My journey moved underground with my descent down an attractive spiral staircase leading to the stampede of hungry students grabbing food-on-the-go at Bert's, the subterraneous express food court. Next door is the quaint, yet distinctive kosher deli where Chef Ely serves up delicious Muslim, Jewish and vegan dishes like schwarma, falafel and veggie borekas.
Down the hall from Bert's and on the way to Capen Hall, one can't help but pause to read the Student Association–designated bulletin boards. This week, I notice a flyer on what topics the Caribbean Student Association will discuss at Friday's meeting. Posted on yellow paper, someone is trying to unload a '95 Pontiac Bonneville for $2,000. Good luck, buddy!
After a series of turns, I am on the ground floor of Capen, under the Science and Engineering Library, where once again one can grab a quick bite to eat or visit the Office of Admissions.

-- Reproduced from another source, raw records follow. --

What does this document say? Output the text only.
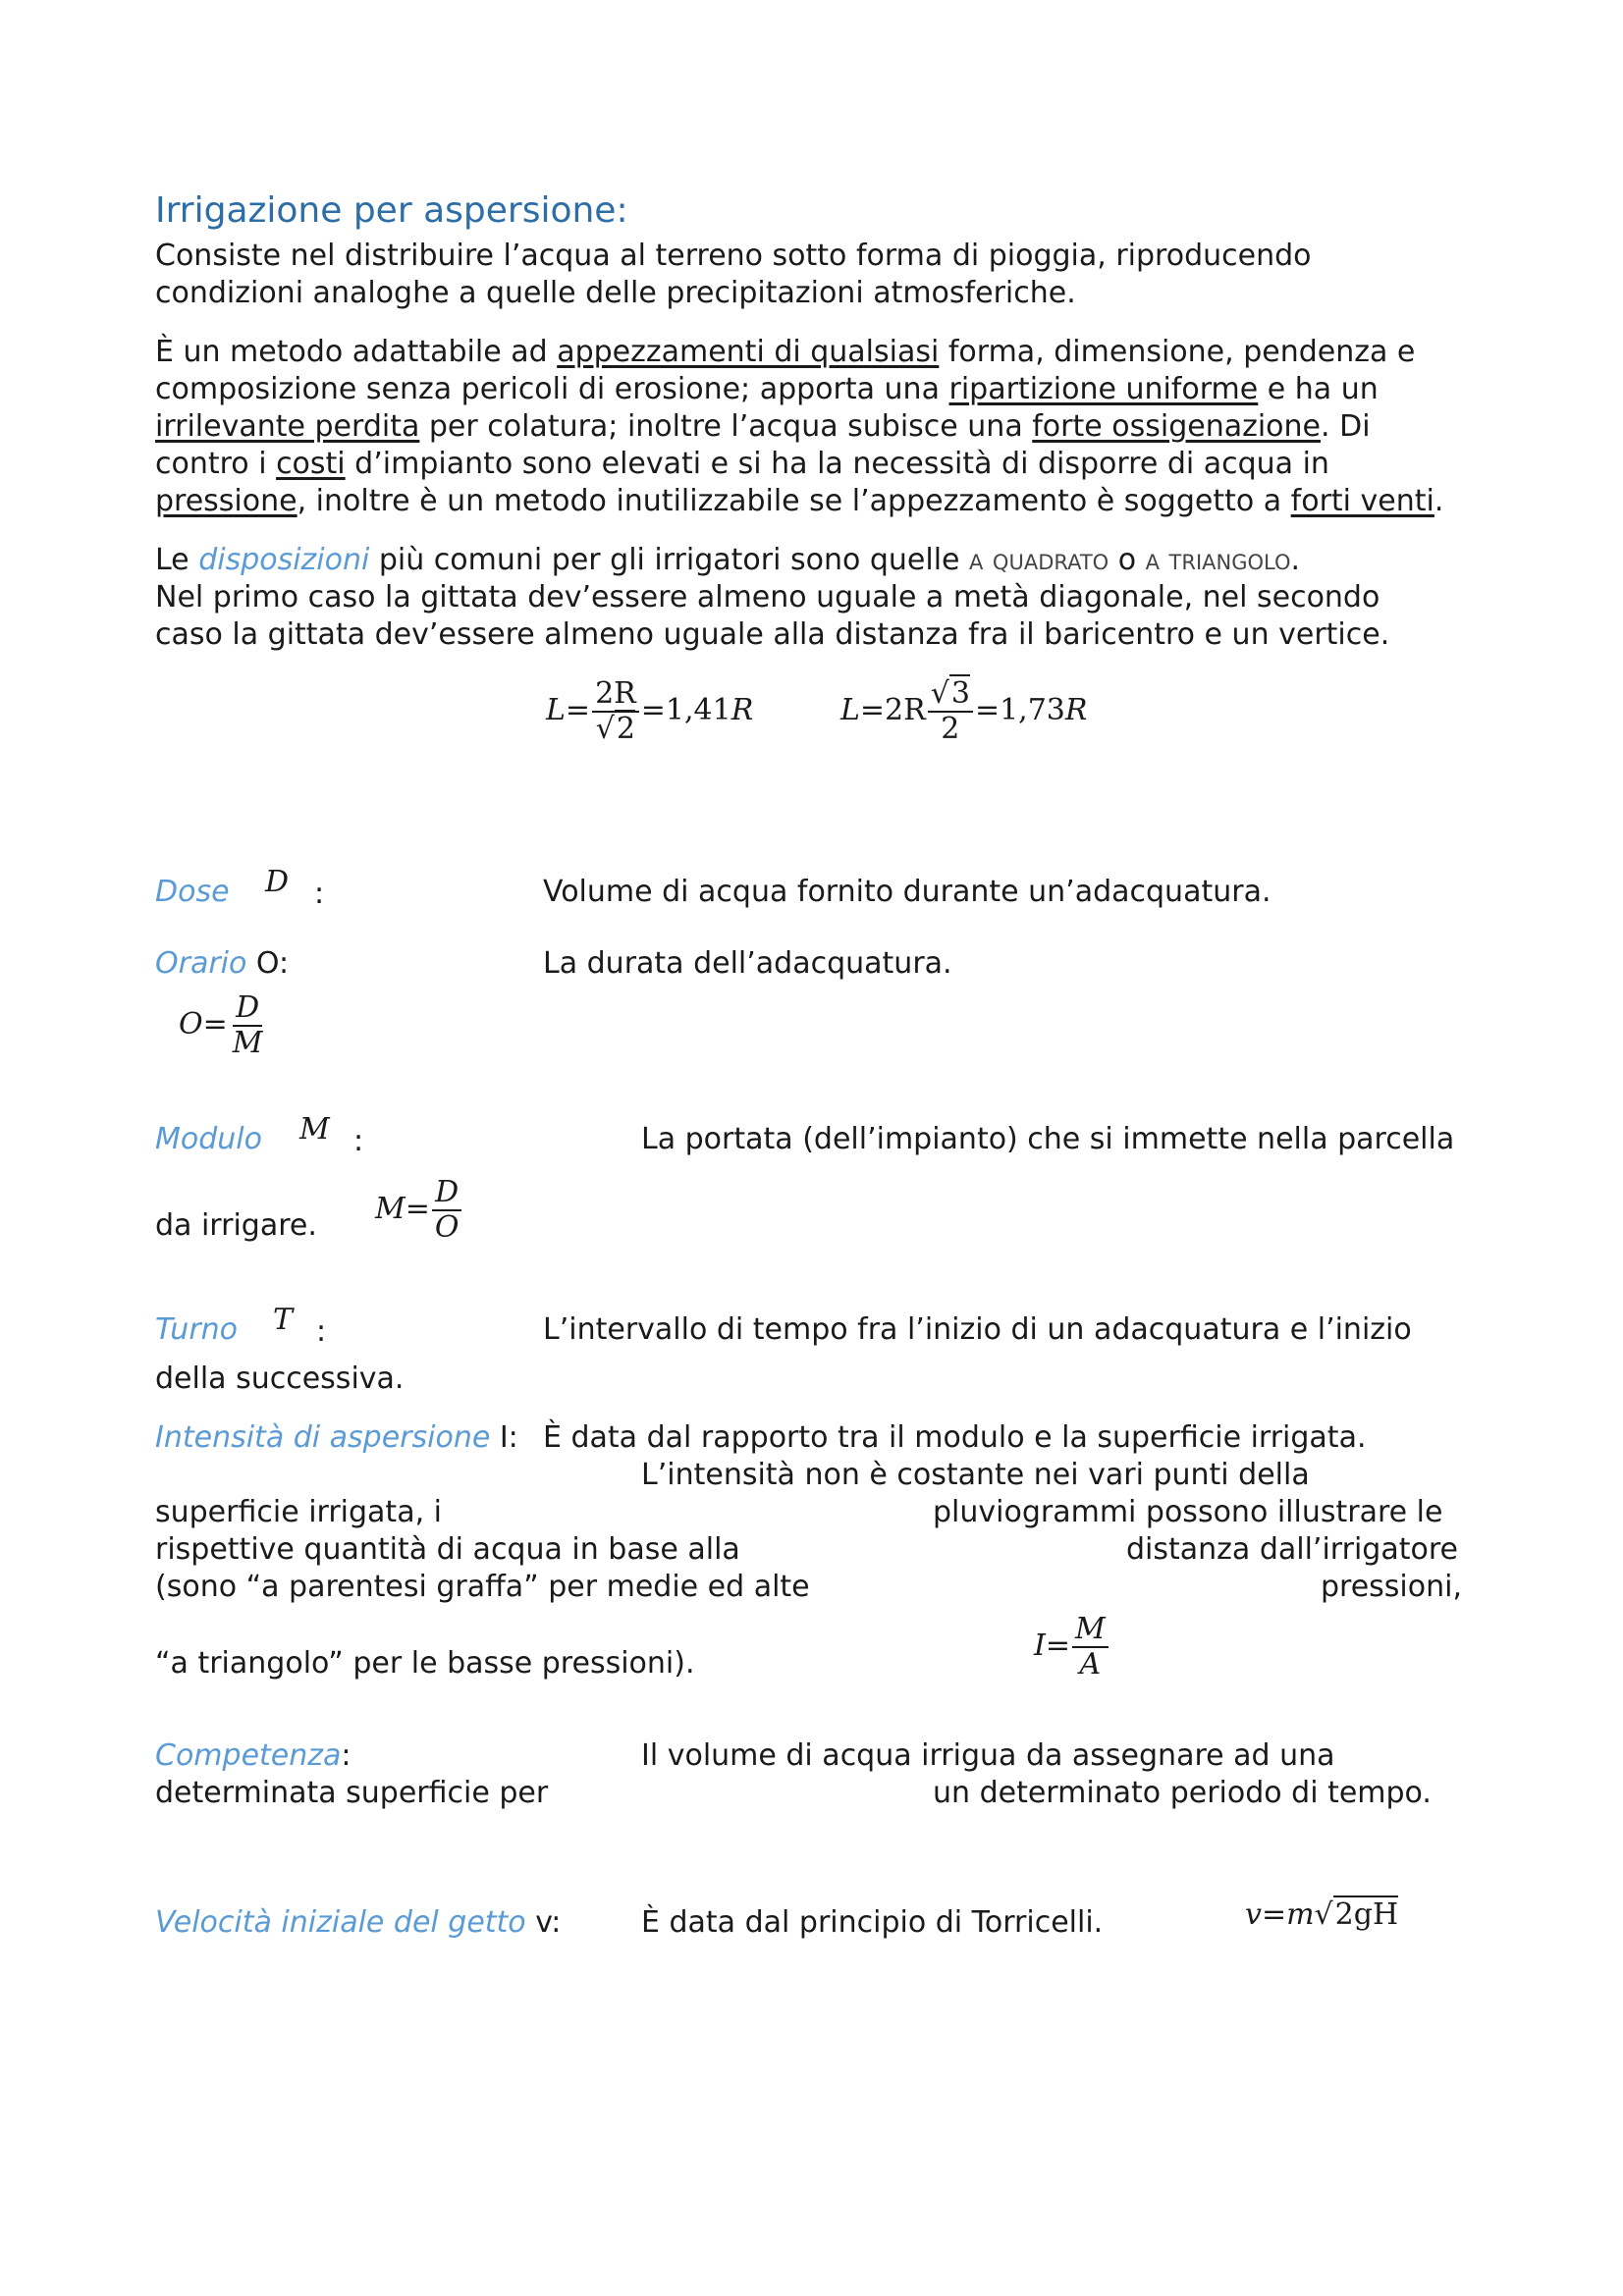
Irrigazione per aspersione:
Consiste nel distribuire l’acqua al terreno sotto forma di pioggia, riproducendo
condizioni analoghe a quelle delle precipitazioni atmosferiche.
È un metodo adattabile ad appezzamenti di qualsiasi forma, dimensione, pendenza e
composizione senza pericoli di erosione; apporta una ripartizione uniforme e ha un
irrilevante perdita per colatura; inoltre l’acqua subisce una forte ossigenazione. Di
contro i costi d’impianto sono elevati e si ha la necessità di disporre di acqua in
pressione, inoltre è un metodo inutilizzabile se l’appezzamento è soggetto a forti venti.
Le disposizioni più comuni per gli irrigatori sono quelle a quadrato o a triangolo.
Nel primo caso la gittata dev’essere almeno uguale a metà diagonale, nel secondo
caso la gittata dev’essere almeno uguale alla distanza fra il baricentro e un vertice.
$L= \frac{2R}{√2} =1,41R$	$L=2R \frac{√3}{2} =1,73R$
Dose D :	Volume di acqua fornito durante un’adacquatura.
Orario O:	La durata dell’adacquatura.
$O= \frac{D}{M}$
Modulo M :	La portata (dell’impianto) che si immette nella parcella
da irrigare. $M= \frac{D}{O}$
Turno T :	L’intervallo di tempo fra l’inizio di un adacquatura e l’inizio
della successiva.
Intensità di aspersione I: È data dal rapporto tra il modulo e la superficie irrigata.
L’intensità non è costante nei vari punti della
superficie irrigata, i	pluviogrammi possono illustrare le
rispettive quantità di acqua in base alla	distanza dall’irrigatore
(sono “a parentesi graffa” per medie ed alte	pressioni,
“a triangolo” per le basse pressioni).
$I= \frac{M}{A}$
Competenza:	Il volume di acqua irrigua da assegnare ad una
determinata superficie per	un determinato periodo di tempo.
Velocità iniziale del getto v:	È data dal principio di Torricelli.	v=m√2gH
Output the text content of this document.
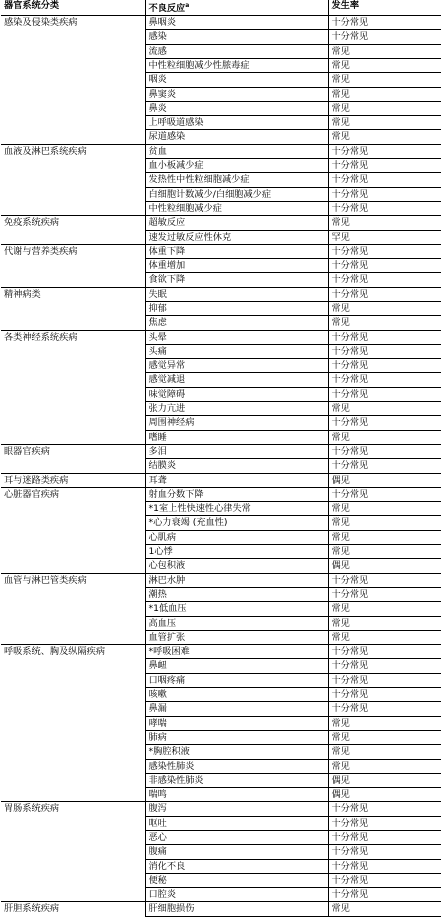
器官系统分类	不良反应$^a$	发生率
感染及侵染类疾病	鼻咽炎	十分常见
	感染	十分常见
	流感	常见
	中性粒细胞减少性脓毒症	常见
	咽炎	常见
	鼻窦炎	常见
	鼻炎	常见
	上呼吸道感染	常见
	尿道感染	常见
血液及淋巴系统疾病	贫血	十分常见
	血小板减少症	十分常见
	发热性中性粒细胞减少症	十分常见
	白细胞计数减少/白细胞减少症	十分常见
	中性粒细胞减少症	十分常见
免疫系统疾病	超敏反应	常见
	速发过敏反应性休克	罕见
代谢与营养类疾病	体重下降	十分常见
	体重增加	十分常见
	食欲下降	十分常见
精神病类	失眠	十分常见
	抑郁	常见
	焦虑	常见
各类神经系统疾病	头晕	十分常见
	头痛	十分常见
	感觉异常	十分常见
	感觉减退	十分常见
	味觉障碍	十分常见
	张力亢进	常见
	周围神经病	十分常见
	嗜睡	常见
眼器官疾病	多泪	十分常见
	结膜炎	十分常见
耳与迷路类疾病	耳聋	偶见
心脏器官疾病	射血分数下降	十分常见
	*1室上性快速性心律失常	常见
	*心力衰竭 (充血性)	常见
	心肌病	常见
	1心悸	常见
	心包积液	偶见
血管与淋巴管类疾病	淋巴水肿	十分常见
	潮热	十分常见
	*1低血压	常见
	高血压	常见
	血管扩张	常见
呼吸系统、胸及纵隔疾病	*呼吸困难	十分常见
	鼻衄	十分常见
	口咽疼痛	十分常见
	咳嗽	十分常见
	鼻漏	十分常见
	哮喘	常见
	肺病	常见
	*胸腔积液	常见
	感染性肺炎	常见
	非感染性肺炎	偶见
	喘鸣	偶见
胃肠系统疾病	腹泻	十分常见
	呕吐	十分常见
	恶心	十分常见
	腹痛	十分常见
	消化不良	十分常见
	便秘	十分常见
	口腔炎	十分常见
肝胆系统疾病	肝细胞损伤	常见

As I venture into Norton, the route becomes darker and narrower as students fill the hallway aimed at Knox Hall. In Knox, the walls are uniquely lined with stones, and, like horses on a carousel, the students are forced to travel in a circular motion around vending machines and an ATM.
I am about halfway through the academic spine as I enter the tunnel that leads to the Student Union. It is a museum of display cases showcasing the impact of student activities and Greek life. Unfortunately, the “slippery when wet” sign alludes to the penetration of today's precipitation. When I reach the Student Union, it is buzzing with the stir of undergraduates eating, talking and studying. I venture up a set of staircases to reach a catwalk connecting to Lockwood Library in mid-air. A series of these aerial walkways links Lockwood to Clemens Hall, Clemens to Baird, and Baird to Slee. Please note that the corridor from Lockwood to Clemens is a very drafty one. Now on the second floor of Slee, its bright orange elevator is a welcome change from the last five minutes of “tunnel vision.”
I only have two more buildings to survey; however, it seems I have run out of passageways to navigate. It turns out that it is not possible to access the Center for the Arts (CFA) from Slee Hall. After all this progress, I actually have to get wet! My investigation leads to the knowledge of an unfinished tunnel established behind door B1 in the basement of CFA. Room B1 is rumored to house dead bodies or a secret, comfy lounge. Jeff Sherven, an instructional support technician in the art department, revealed that B1 only serves as storage space for the department's records and pedestals. Obviously, they cleared the bodies before I got there. Leading away from CFA is an almost magical hallway, 383 feet in length, to Alumni Arena, where I conclude the experiment.
My tour ends having traveled up 47 steps, down 25 steps, past 30 bulletin boards, 15 vending machines, through 14 buildings, along 5 catwalks, beside 3 food courts, and in 1 orange elevator, finally concluding at the UB Bulls' locker room in Alumni Arena. Thankfully, my pants are still dry.